Ia menanggapi efisiensi anggaran Lembaga kemahasiswaan hingga 0% ini menjadi aturan yang melengkapi pembatasan gerak Lembaga Kemahasiswaan. Di antara 12 poin kebijakan efisiensi anggaran dalam surat edaran (SE) sekretaris jenderal kementerian agama nomor 12 tahun 2025 tidak ada satupun poin yang mengarahkan efisiensi anggaran Lembaga kemahasiswaan.
Menurutnya Efisiensi anggaran ini diberlakukan tanpa akuntabilitas yang memadai, dan justru menimbulkan dampak sistemik terhadap kinerja kelembagaan, partisipasi mahasiswa, serta ruang kebebasan berekspresi yang seharusnya menjadi jantung kehidupan akademik.
“Dengan adanya kebijakan efisiensi anggaran ini Lembaga Kemahasiswaan justru dituntut untuk lebih aktif, kreatif, dan produktif dengan sumber daya yang kian terbatas, dibalik itu kita juga dibatasi dalam hal ruang gerak serta hak kebebasan sipil kita” Lanjut Zafira.
Zafira juga menyoroti aturan kampus UINAM yang sudah berlaku terlebih dahulu seperti larangan aktivitas malam di kampus dan Surat Edaran (SE) nomor B-3652/Un.06/WR.3/KM.00.2/10/2023 yang dianggap sebagai bukti nyata pembungkaman terhadap kebebasan sipil serta ruang gerak mahasiswa.
Wakil Presiden Mahasiswa UINAM ini menyatakan jika kebijakan efisiensi anggaran, pembatasan aktivitas malam, dan represi terhadap kebebasan berpendapat terus dinormalisasi, ini merupakan gejala menuju konstruksi kampus yang kering secara ide, steril secara politik, dan tumpul secara sosial.
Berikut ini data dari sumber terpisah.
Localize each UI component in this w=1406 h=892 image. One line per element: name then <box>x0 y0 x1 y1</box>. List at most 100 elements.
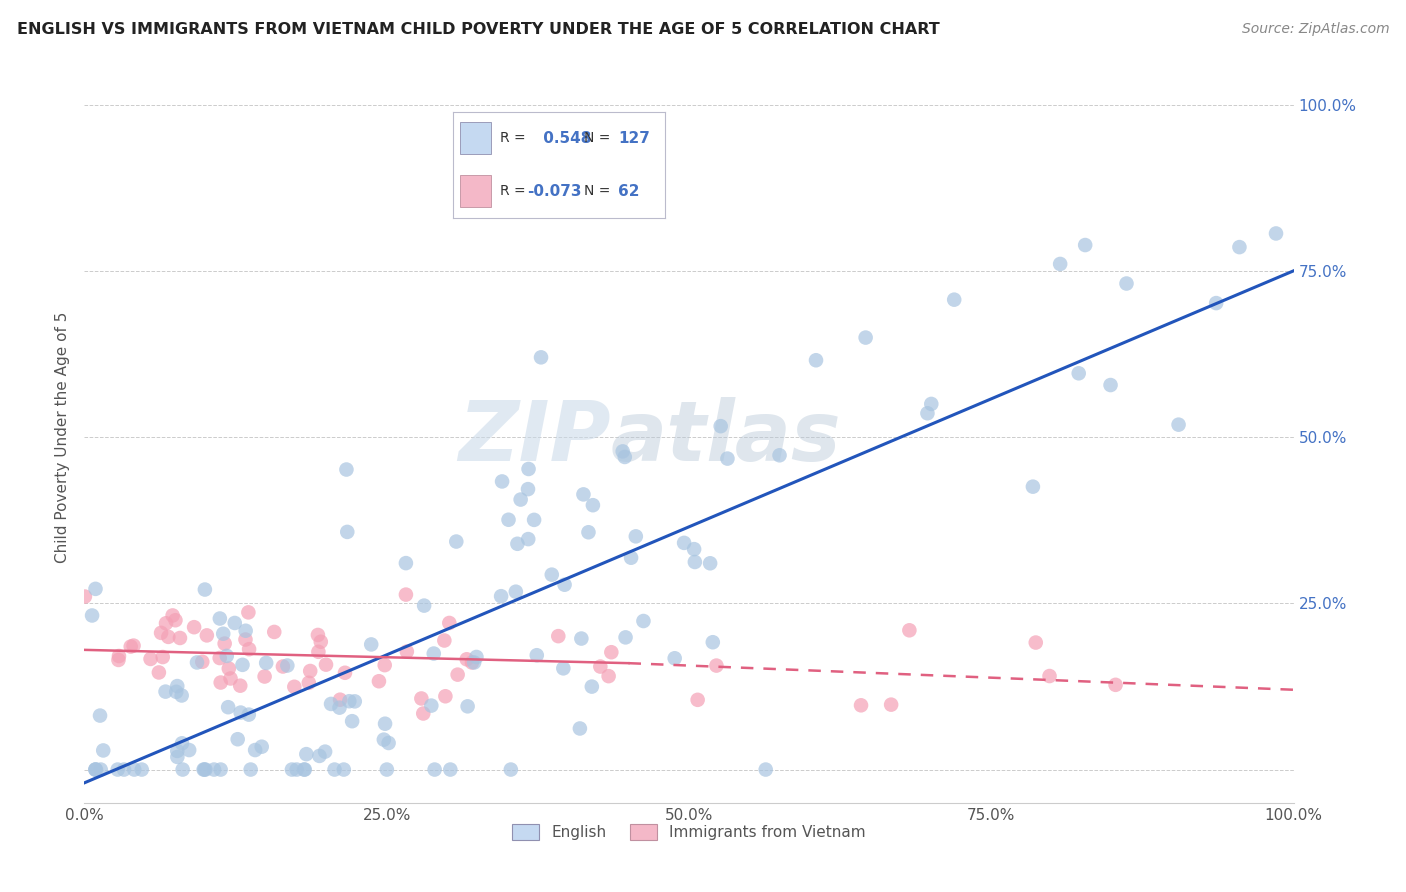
Point <box>526 648 548 663</box>
Point <box>581 680 603 694</box>
Point <box>768 448 790 462</box>
Point <box>686 693 709 707</box>
Point <box>423 763 446 777</box>
Point <box>554 578 576 592</box>
Point <box>212 626 235 640</box>
Point <box>614 631 637 645</box>
Point <box>633 614 655 628</box>
Point <box>943 293 966 307</box>
Point <box>250 739 273 754</box>
Point <box>271 659 294 673</box>
Point <box>112 763 135 777</box>
Point <box>523 513 546 527</box>
Point <box>186 656 208 670</box>
Point <box>420 698 443 713</box>
Point <box>702 635 724 649</box>
Point <box>517 532 540 546</box>
Point <box>336 524 359 539</box>
Point <box>170 689 193 703</box>
Point <box>73 590 96 604</box>
Point <box>530 351 553 365</box>
Point <box>276 658 298 673</box>
Point <box>202 763 225 777</box>
Point <box>162 608 184 623</box>
Point <box>226 732 249 747</box>
Point <box>238 642 260 657</box>
Point <box>285 763 308 777</box>
Point <box>209 675 232 690</box>
Point <box>254 656 277 670</box>
Point <box>193 763 215 777</box>
Point <box>229 679 252 693</box>
Point <box>333 665 356 680</box>
Point <box>170 736 193 750</box>
Point <box>578 525 600 540</box>
Point <box>395 588 418 602</box>
Point <box>120 640 142 654</box>
Legend: English, Immigrants from Vietnam: English, Immigrants from Vietnam <box>506 818 872 847</box>
Point <box>307 628 329 642</box>
Point <box>920 397 942 411</box>
Point <box>238 606 260 620</box>
Point <box>377 736 399 750</box>
Point <box>706 658 728 673</box>
Point <box>855 330 877 344</box>
Point <box>329 692 352 706</box>
Point <box>422 647 444 661</box>
Point <box>122 763 145 777</box>
Point <box>150 625 173 640</box>
Point <box>1067 366 1090 380</box>
Point <box>664 651 686 665</box>
Point <box>412 706 434 721</box>
Point <box>1167 417 1189 432</box>
Point <box>165 613 187 627</box>
Point <box>489 589 512 603</box>
Text: atlas: atlas <box>610 397 841 477</box>
Point <box>235 632 257 647</box>
Point <box>506 537 529 551</box>
Point <box>165 685 187 699</box>
Text: Source: ZipAtlas.com: Source: ZipAtlas.com <box>1241 22 1389 37</box>
Point <box>1022 480 1045 494</box>
Point <box>337 694 360 708</box>
Point <box>209 763 232 777</box>
Point <box>1099 378 1122 392</box>
Point <box>553 661 575 675</box>
Point <box>194 763 217 777</box>
Point <box>299 664 322 678</box>
Point <box>157 630 180 644</box>
Point <box>439 763 461 777</box>
Point <box>446 667 468 681</box>
Point <box>131 763 153 777</box>
Point <box>91 743 114 757</box>
Point <box>569 632 592 646</box>
Point <box>294 763 316 777</box>
Point <box>108 648 131 663</box>
Point <box>1205 296 1227 310</box>
Point <box>683 542 706 557</box>
Point <box>880 698 903 712</box>
Point <box>217 700 239 714</box>
Text: ZIP: ZIP <box>458 397 610 477</box>
Point <box>582 498 605 512</box>
Point <box>1025 635 1047 649</box>
Point <box>1104 678 1126 692</box>
Point <box>509 492 531 507</box>
Point <box>465 650 488 665</box>
Point <box>172 763 194 777</box>
Point <box>333 763 356 777</box>
Point <box>235 624 257 638</box>
Point <box>307 645 329 659</box>
Point <box>298 675 321 690</box>
Point <box>295 747 318 761</box>
Point <box>343 694 366 708</box>
Point <box>219 672 242 686</box>
Point <box>183 620 205 634</box>
Point <box>463 656 485 670</box>
Point <box>218 662 240 676</box>
Point <box>283 680 305 694</box>
Point <box>139 652 162 666</box>
Point <box>505 584 527 599</box>
Point <box>166 750 188 764</box>
Point <box>166 744 188 758</box>
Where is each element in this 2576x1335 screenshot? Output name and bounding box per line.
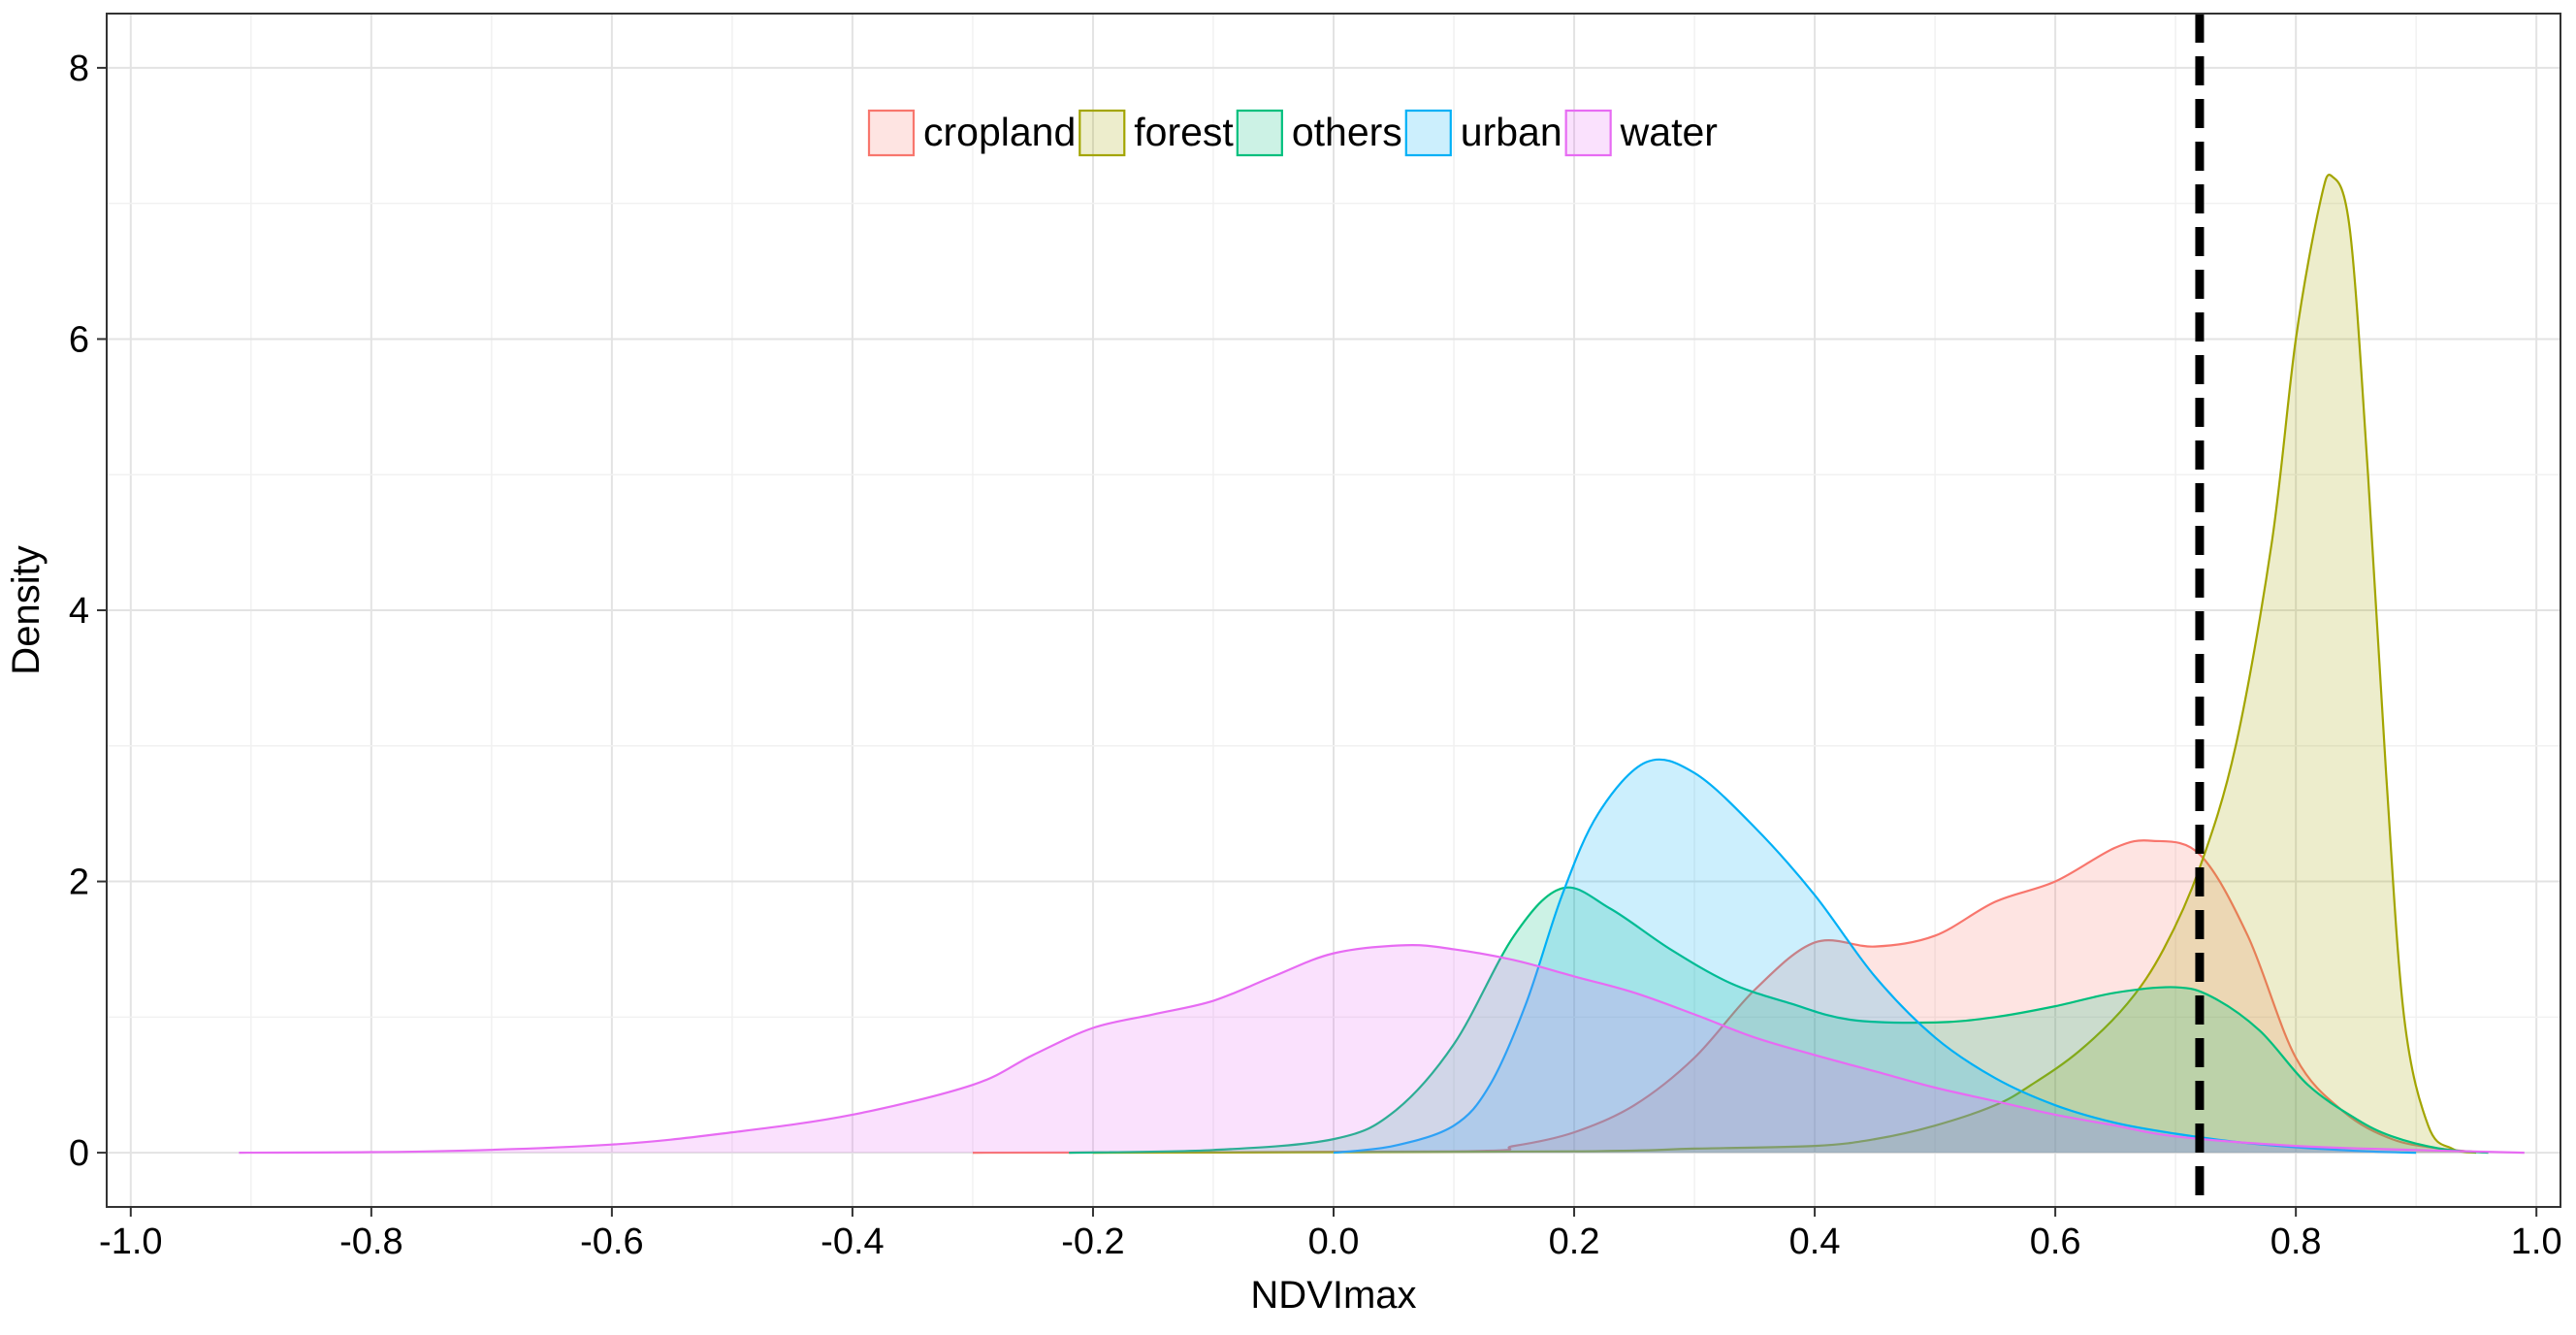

“Ini bukan hanya soal alokasi dana, tetapi tentang arah kebijakan yang mencerminkan bagaimana institusi memandang peran mahasiswa: apakah sebagai mitra strategis dalam pembangunan intelektual kampus, atau sekadar pelengkap administratif dalam laporan kegiatan,” pungkasnya.